Patrice Evra ne se démonte pas, et, comprenant que ce que son interlocuteur annonce comme l'opinion des “gens” n'est autre que son propre avis, lui répond aussi sec “Arrêtez de dire 'les gens', parce que ce n'est pas vrai.” Tout comme il est facile de manipuler un sondage en orientant les questions, comme l'a récemment fait avec très peu de subtilité Le Parisien, il est facile de livrer son propre avis sous couvert de le présenter comme celui de l'opinion publique, et c'est ce que font les consultants que Patrice Evra dégomme à la machette. Bien qu'il le fasse de façon plus que maladroite -c'est d'ailleurs ce qui nuit à son message- le fond est là : Evra sait que la mauvaise image qui est la sienne et celle de l'Equipe de France est davantage dûe aux discours qu'en donnent les médias dominants (et donc les divers consultants écorchés) qu'au comportement réel des joueurs. Pourquoi? Parce que la façon dont sont présentées les choses par RMC, l'Equipe ou Pierre Ménès poussent l'auditeur, le lecteur ou le spectateur à prendre l'avis du consultant comme celui justement “des gens”, alors que ce n'est pas le cas.
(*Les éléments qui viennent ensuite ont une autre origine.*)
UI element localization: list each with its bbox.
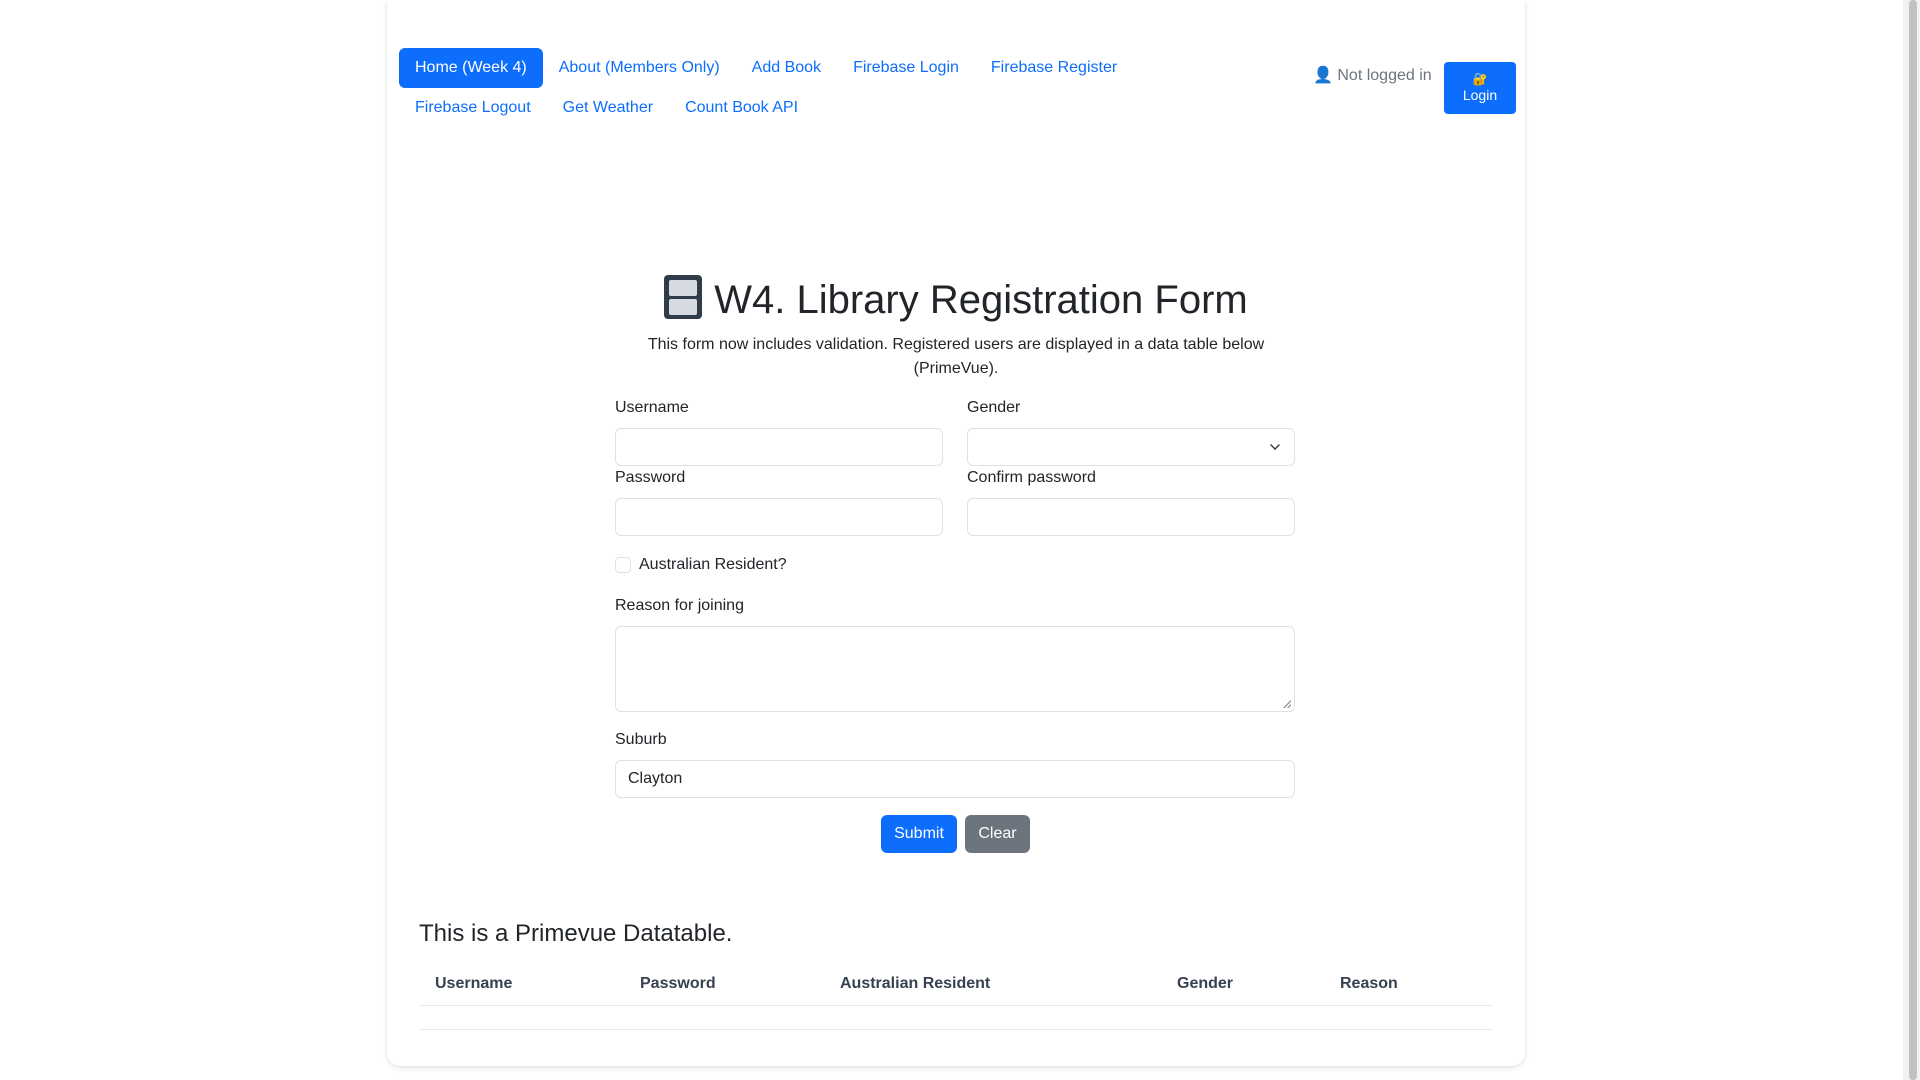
australian-resident-checkbox[interactable] <box>615 557 631 573</box>
password-label: Password <box>615 469 686 486</box>
table-empty-row <box>419 1006 1493 1030</box>
gender-select[interactable] <box>967 428 1295 466</box>
resize-grip-icon[interactable] <box>1283 700 1291 708</box>
file-cabinet-icon <box>664 275 703 319</box>
nav-link-home[interactable]: Home (Week 4) <box>399 48 543 88</box>
scrollbar-thumb[interactable] <box>1909 0 1917 1080</box>
users-datatable: Username Password Australian Resident Ge… <box>419 962 1493 1030</box>
column-header-username[interactable]: Username <box>419 962 624 1005</box>
username-input[interactable] <box>615 428 943 466</box>
reason-textarea[interactable] <box>615 626 1295 712</box>
nav-link-add-book[interactable]: Add Book <box>736 48 837 88</box>
reason-label: Reason for joining <box>615 597 744 614</box>
main-nav: Home (Week 4) About (Members Only) Add B… <box>399 48 1159 128</box>
page-title: W4. Library Registration Form <box>387 272 1525 328</box>
suburb-label: Suburb <box>615 731 667 748</box>
page-title-text: W4. Library Registration Form <box>714 278 1248 322</box>
nav-link-get-weather[interactable]: Get Weather <box>547 88 669 128</box>
user-status: 👤 Not logged in <box>1313 67 1432 84</box>
column-header-gender[interactable]: Gender <box>1161 962 1324 1005</box>
nav-link-about[interactable]: About (Members Only) <box>543 48 736 88</box>
clear-button[interactable]: Clear <box>965 815 1030 853</box>
nav-link-firebase-login[interactable]: Firebase Login <box>837 48 975 88</box>
password-input[interactable] <box>615 498 943 536</box>
nav-link-count-book-api[interactable]: Count Book API <box>669 88 814 128</box>
username-label: Username <box>615 399 689 416</box>
submit-button[interactable]: Submit <box>881 815 957 853</box>
australian-resident-label: Australian Resident? <box>639 556 787 573</box>
nav-link-firebase-register[interactable]: Firebase Register <box>975 48 1133 88</box>
nav-link-firebase-logout[interactable]: Firebase Logout <box>399 88 547 128</box>
suburb-input[interactable] <box>615 760 1295 798</box>
login-label: Login <box>1462 87 1498 103</box>
chevron-down-icon <box>1270 440 1280 450</box>
column-header-password[interactable]: Password <box>624 962 824 1005</box>
page-subtitle: This form now includes validation. Regis… <box>647 336 1265 377</box>
gender-label: Gender <box>967 399 1021 416</box>
login-button[interactable]: 🔐 Login <box>1444 62 1516 114</box>
column-header-australian-resident[interactable]: Australian Resident <box>824 962 1161 1005</box>
confirm-password-label: Confirm password <box>967 469 1096 486</box>
page-scrollbar[interactable] <box>1903 0 1920 1080</box>
main-container: Home (Week 4) About (Members Only) Add B… <box>387 0 1525 1066</box>
column-header-reason[interactable]: Reason <box>1324 962 1493 1005</box>
table-header-row: Username Password Australian Resident Ge… <box>419 962 1493 1006</box>
table-title: This is a Primevue Datatable. <box>419 920 733 947</box>
confirm-password-input[interactable] <box>967 498 1295 536</box>
lock-icon: 🔐 <box>1472 72 1488 86</box>
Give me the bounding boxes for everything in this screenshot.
Un personnage comme Pierre Ménès ou une radio comme RMC font leur beurre sur un ton qu'on qualifiera de beauf', ou de populaire, qui leur permet justement de présenter leur avis comme celui du peuple, “des gens”, de cette opinion publique qui n'est somme toute qu'un fantôme. En cela, tous ces médias et ces consultants mentent, tout comme Calenge ment lorsqu'il pose une question à Evra en affirmant que c'est l'avis “des gens” et non le sien. Et l'arrière gauche de Manchester de le pointer du doigt : “Faut qu'ils arrêtent de mentir à la France, qu'ils arrêtent de vendre du rêve.” Mais quand le sage montre la Lune, l'idiot regarde le doigt.

Lucas (@SwitchtoLK)


Note de l'auteur: Comme me l'a fait remarquer Stillballin, comprendre la référence du titre est capital à la compréhension de l'article. Le titre donc, fait écho à la une du Daily Mirror à la suite d'une interview télé des Sex Pistols. Ces derniers avaient copieusement insulté le présentateur, Bill Grundy, allant même jusqu'à lui cracher dessus. Le Daily Mirror titrait le lendemain "The Filth and the Fury", la crasse et la furie, scandalisé par le comportement des membres du groupe. Pourtant, derrière ces manières de voyou se cachait un message beaucoup plus important, et l'essence même du mouvement Punk.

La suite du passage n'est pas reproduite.